12.2.3 ベスト・プラクティス:プロバイダのMBeanからの監査イベントのポスト

プロバイダの管理操作で書込み(ユーザーの作成、ユーザーの削除、データの削除など)を行うものは、操作が成功するかどうかに関係なく、監査イベントをポストする必要があります。

プロバイダがMBean操作を監査する場合は、常に以下のベスト・プラクティス・ガイドラインに留意してください。

  • 書込み操作が成功した場合は、INFORMATION監査イベントをポストします。

  • パラメータが不正(ユーザーがすでに存在する、インポート・フォーマット名が不正、ファイル名が存在しない、ファイル・フォーマットが不正など)という理由で書込み操作が失敗した場合は、監査イベントをポストしないようにします。

  • エラー(LDAPException、RuntimeExceptionなど)のために書込み操作が失敗した場合は、FAILURE監査イベントをポストします。

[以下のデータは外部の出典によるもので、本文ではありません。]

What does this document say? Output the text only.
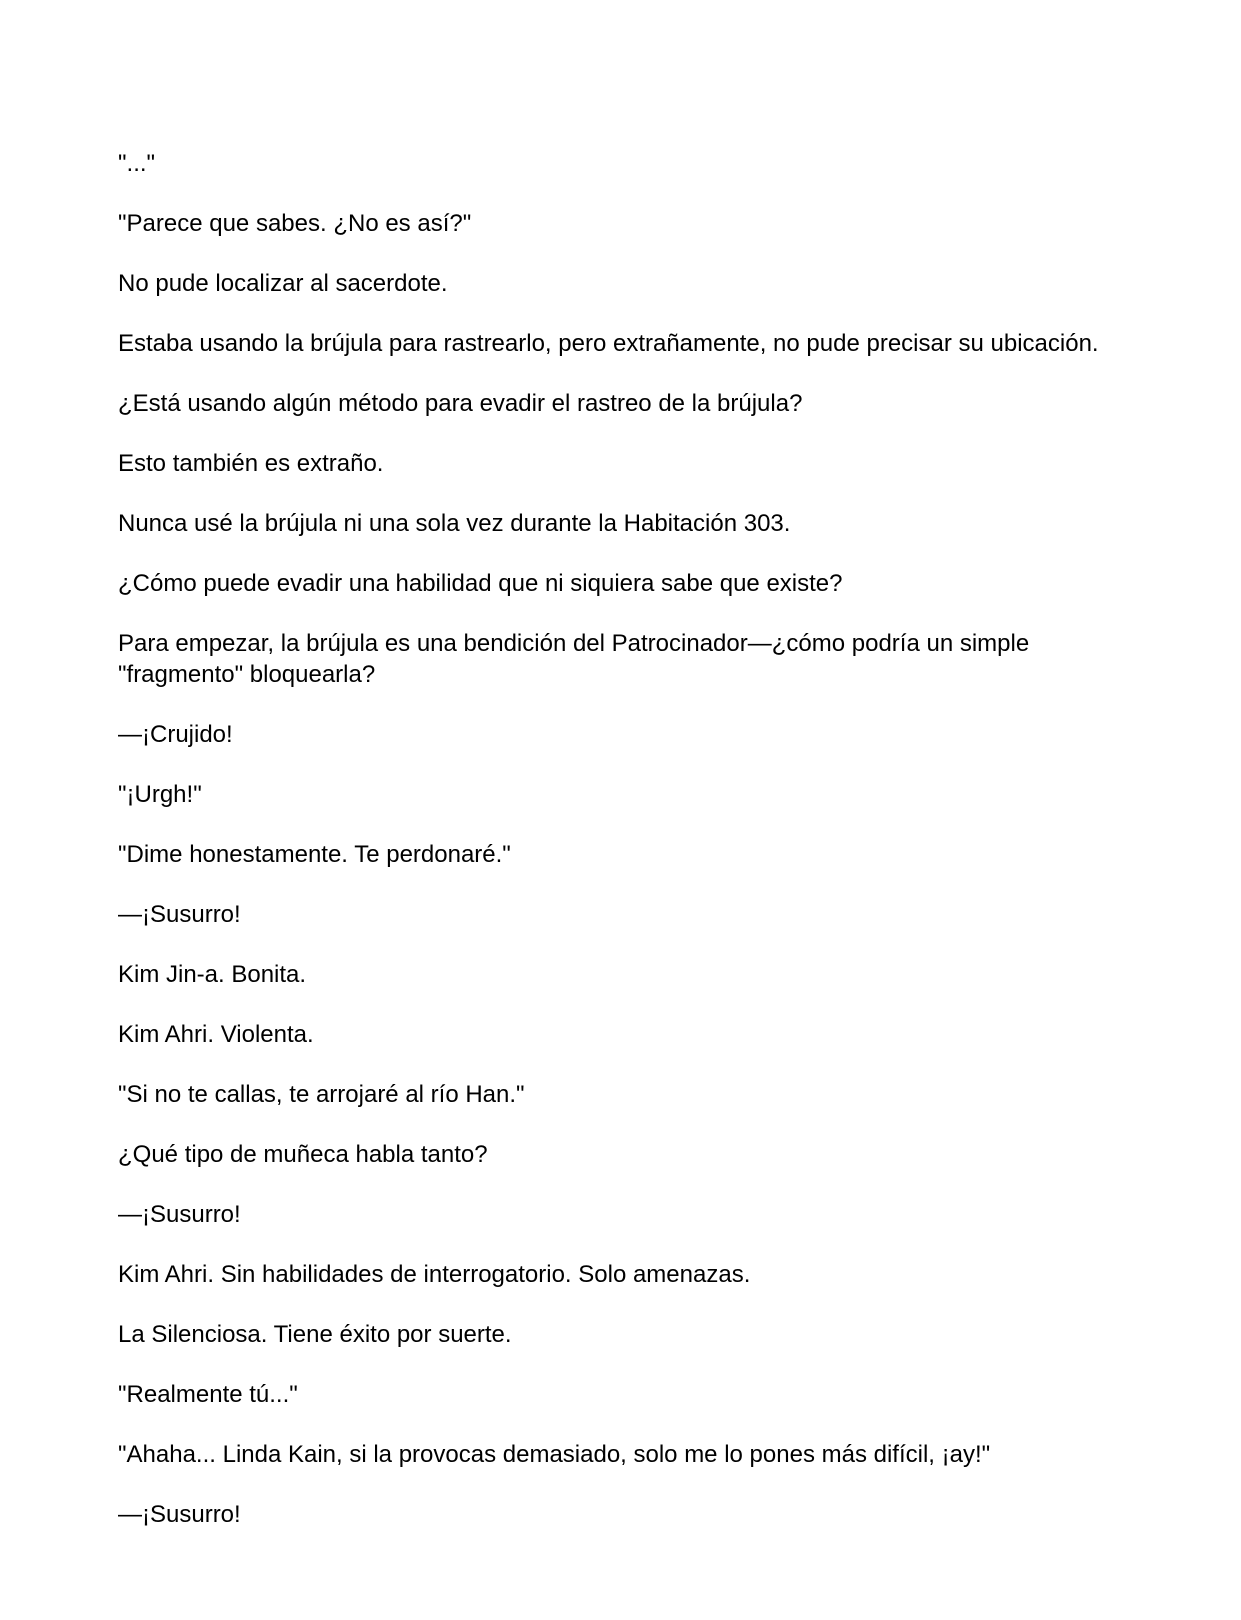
"..."

"Parece que sabes. ¿No es así?"

No pude localizar al sacerdote.

Estaba usando la brújula para rastrearlo, pero extrañamente, no pude precisar su ubicación.

¿Está usando algún método para evadir el rastreo de la brújula?

Esto también es extraño.

Nunca usé la brújula ni una sola vez durante la Habitación 303.

¿Cómo puede evadir una habilidad que ni siquiera sabe que existe?

Para empezar, la brújula es una bendición del Patrocinador—¿cómo podría un simple "fragmento" bloquearla?

—¡Crujido!

"¡Urgh!"

"Dime honestamente. Te perdonaré."

—¡Susurro!

Kim Jin-a. Bonita.

Kim Ahri. Violenta.

"Si no te callas, te arrojaré al río Han."

¿Qué tipo de muñeca habla tanto?

—¡Susurro!

Kim Ahri. Sin habilidades de interrogatorio. Solo amenazas.

La Silenciosa. Tiene éxito por suerte.

"Realmente tú..."

"Ahaha... Linda Kain, si la provocas demasiado, solo me lo pones más difícil, ¡ay!"

—¡Susurro!
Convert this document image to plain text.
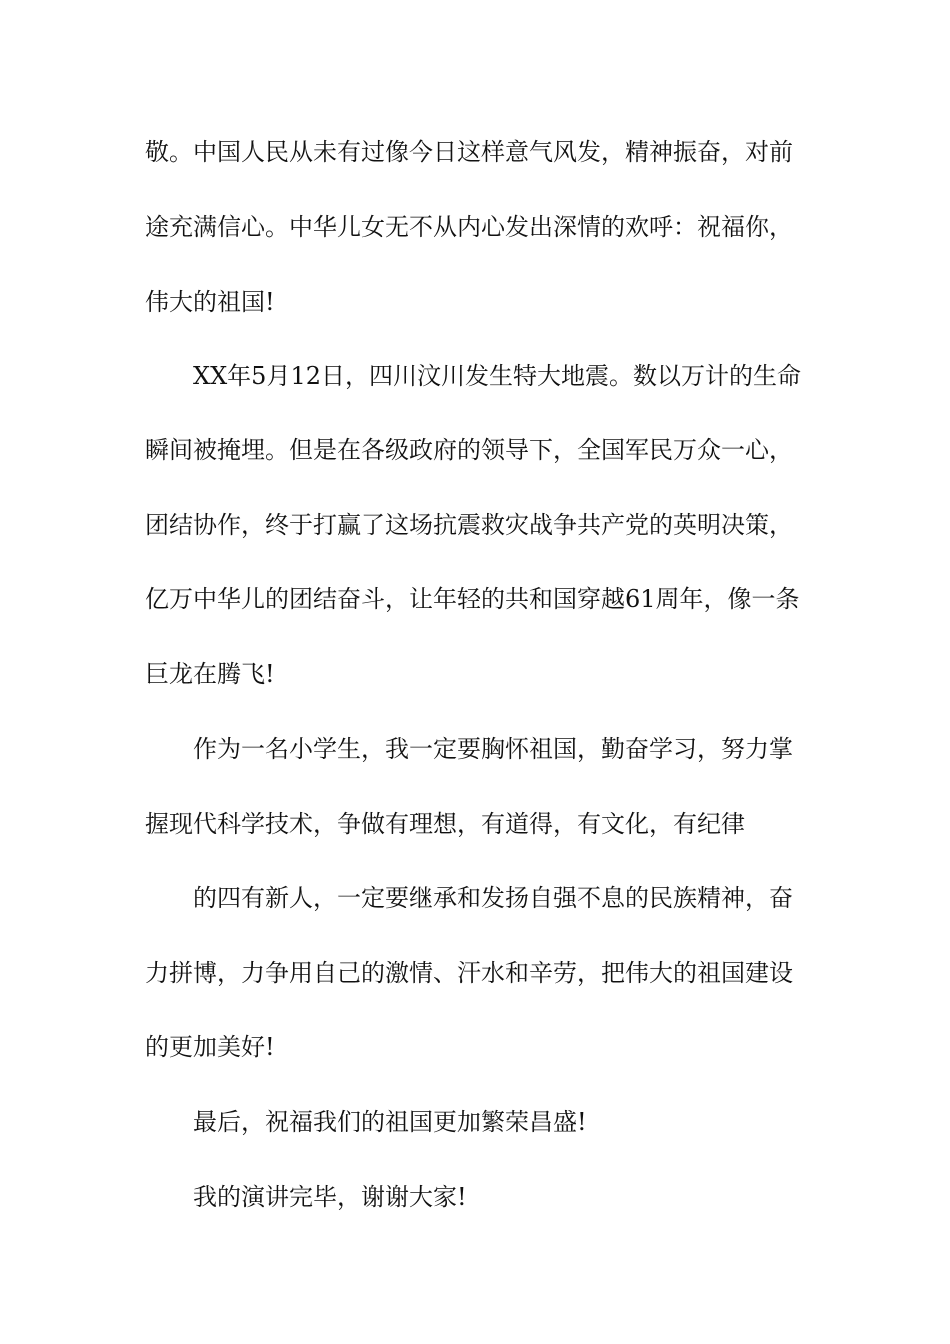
敬。中国人民从未有过像今日这样意气风发，精神振奋，对前
途充满信心。中华儿女无不从内心发出深情的欢呼：祝福你，
伟大的祖国!
XX年5月12日，四川汶川发生特大地震。数以万计的生命
瞬间被掩埋。但是在各级政府的领导下，全国军民万众一心，
团结协作，终于打赢了这场抗震救灾战争共产党的英明决策，
亿万中华儿的团结奋斗，让年轻的共和国穿越61周年，像一条
巨龙在腾飞!
作为一名小学生，我一定要胸怀祖国，勤奋学习，努力掌
握现代科学技术，争做有理想，有道得，有文化，有纪律
的四有新人，一定要继承和发扬自强不息的民族精神，奋
力拼博，力争用自己的激情、汗水和辛劳，把伟大的祖国建设
的更加美好!
最后，祝福我们的祖国更加繁荣昌盛!
我的演讲完毕，谢谢大家!
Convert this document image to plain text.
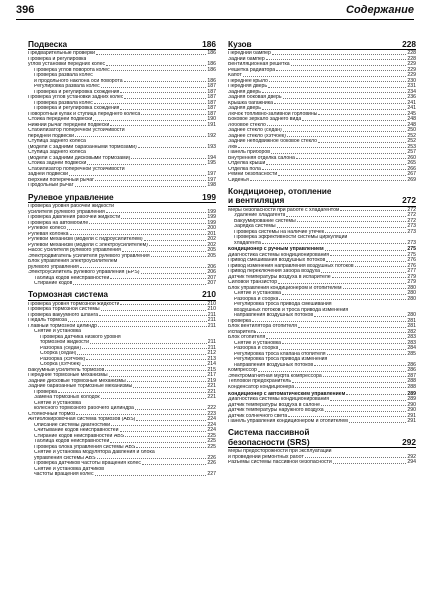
396	Содержание
Подвеска	186
Предварительные проверки	186
Проверка и регулировка
углов установки передних колес	186
Проверка углов поворота колес	186
Проверка развала колес
и продольного наклона оси поворота	186
Регулировка развала колес	187
Проверка и регулировка схождения	187
Проверка углов установки задних колес	187
Проверка развала колес	187
Проверка и регулировка схождения	187
Поворотный кулак и ступица переднего колеса	187
Стойка передней подвески	190
Нижний рычаг передней подвески	191
Стабилизатор поперечной устойчивости
передней подвески	192
Ступица заднего колеса
(модели с задними барабанными тормозами)	193
Ступица заднего колеса
(модели с задними дисковыми тормозами)	194
Стойка задней подвески	195
Стабилизатор поперечной устойчивости
задней подвески	197
Верхний поперечный рычаг	197
Продольный рычаг	198
Рулевое управление	199
Проверка уровня рабочей жидкости
усилителя рулевого управления	199
Проверка давления рабочей жидкости	199
Проверка на автомобиле	199
Рулевое колесо	200
Рулевая колонка	201
Рулевой механизм (модели с гидроусилителем)	202
Рулевой механизм (модели с электроусилителем)	202
Насос усилителя рулевого управления	205
Электродвигатель усилителя рулевого управления	205
Блок управления электроусилителем
рулевого управления	206
Электроусилитель рулевого управления (EPS)	206
Таблица кодов неисправностей	207
Стирание кодов	207
Тормозная система	210
Проверка уровня тормозной жидкости	210
Проверка тормозной системы	210
Проверка вакуумного шланга	211
Педаль тормоза	211
Главный тормозной цилиндр	211
Снятие и установка
Проверка датчика низкого уровня
тормозной жидкости	211
Разборка (седан)	211
Сборка (седан)	212
Разборка (хэтчбек)	213
Сборка (хэтчбек)	214
Вакуумный усилитель тормозов	215
Передние тормозные механизмы	217
Задние дисковые тормозные механизмы	219
Задние барабанные тормозные механизмы	221
Проверка	221
Замена тормозных колодок	221
Снятие и установка
колесного тормозного рабочего цилиндра	222
Стояночный тормоз	223
Антиблокировочная система тормозов (ABS)	224
Описание системы диагностики	224
Считывание кодов неисправностей	224
Стирание кодов неисправностей ABS	225
Таблица кодов неисправностей	225
Проверка блока управления системы ABS	225
Снятие и установка модулятора давления и блока
управления системы ABS	226
Проверка датчиков частоты вращения колес	226
Снятие и установка датчиков
частоты вращения колес	227
Кузов	228
Передний бампер	228
Задний бампер	228
Вентиляционная решетка	229
Решетка радиатора	229
Капот	229
Переднее крыло	230
Передняя дверь	231
Задняя дверь	234
Задняя боковая дверь	236
Крышка багажника	241
Задняя дверь	241
Лючок топливно-заливной горловины	245
Боковое зеркало заднего вида	248
Лобовое стекло	248
Заднее стекло (седан)	250
Заднее стекло (хэтчбек)	252
Задние неподвижное боковое стекло	252
Люк	253
Панель приборов	257
Внутренняя отделка салона	260
Отделка крыши	265
Отделка пола	266
Ремни безопасности	267
Сиденья	269
Кондиционер, отопление
и вентиляция	272
Меры безопасности при работе с хладагентом	272
Удаление хладагента	272
Вакуумирование системы	272
Зарядка системы	273
Проверка системы на наличие утечек	273
Проверка эффективности системы циркуляции
хладагента	273
Кондиционер с ручным управлением	275
Диагностика системы кондиционирования	275
Привод смешивания воздушных потоков	276
Привод изменения направления воздушных потоков	276
Привод переключения забора воздуха	277
Датчик температуры воздуха в испарителе	279
Силовой транзистор	279
Блок управления кондиционером и отопителем	280
Снятие и установка	280
Разборка и сборка	280
Регулировка троса привода смешивания
воздушных потоков и троса привода изменения
направления воздушных потоков	280
Проверка	281
Блок вентилятора отопителя	281
Испаритель	282
Блок отопителя	283
Снятие и установка	283
Разборка и сборка	284
Регулировка троса клапана отопителя	285
Регулировка троса привода изменения
направления воздушных потоков	286
Компрессор	286
Электромагнитная муфта компрессора	287
Тепловой предохранитель	288
Конденсатор кондиционера	288
Кондиционер с автоматическим управлением	289
Диагностика системы кондиционирования	289
Датчик температуры воздуха в салоне	290
Датчик температуры наружного воздуха	290
Датчик солнечного света	291
Панель управления кондиционером и отопителем	291
Система пассивной
безопасности (SRS)	292
Меры предосторожности при эксплуатации
и проведении ремонтных работ	292
Разъемы системы пассивной безопасности	294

  • インポート操作は部分的に成功できます。たとえば、一部のユーザーがインポートされたものの、プロバイダ内にすでに名前を持つその他のユーザーがスキップされる場合などです。

  • スキップしたデータがプロバイダ内のデータと同じであることが簡単に検出できる場合(たとえば、ユーザー名、説明、パスワードなどが同じ場合など)、WARNINGイベントをポストすることを考慮します。

  • 一部に衝突があったためにデータをスキップする場合(たとえば、ユーザー名は同じだが、パスワードが異なっている場合など)、FAILUREイベントをポストする必要があります。

  • プロバイダに格納されているデータとインポート・データを区別できない場合は、FAILUREイベントをポストします。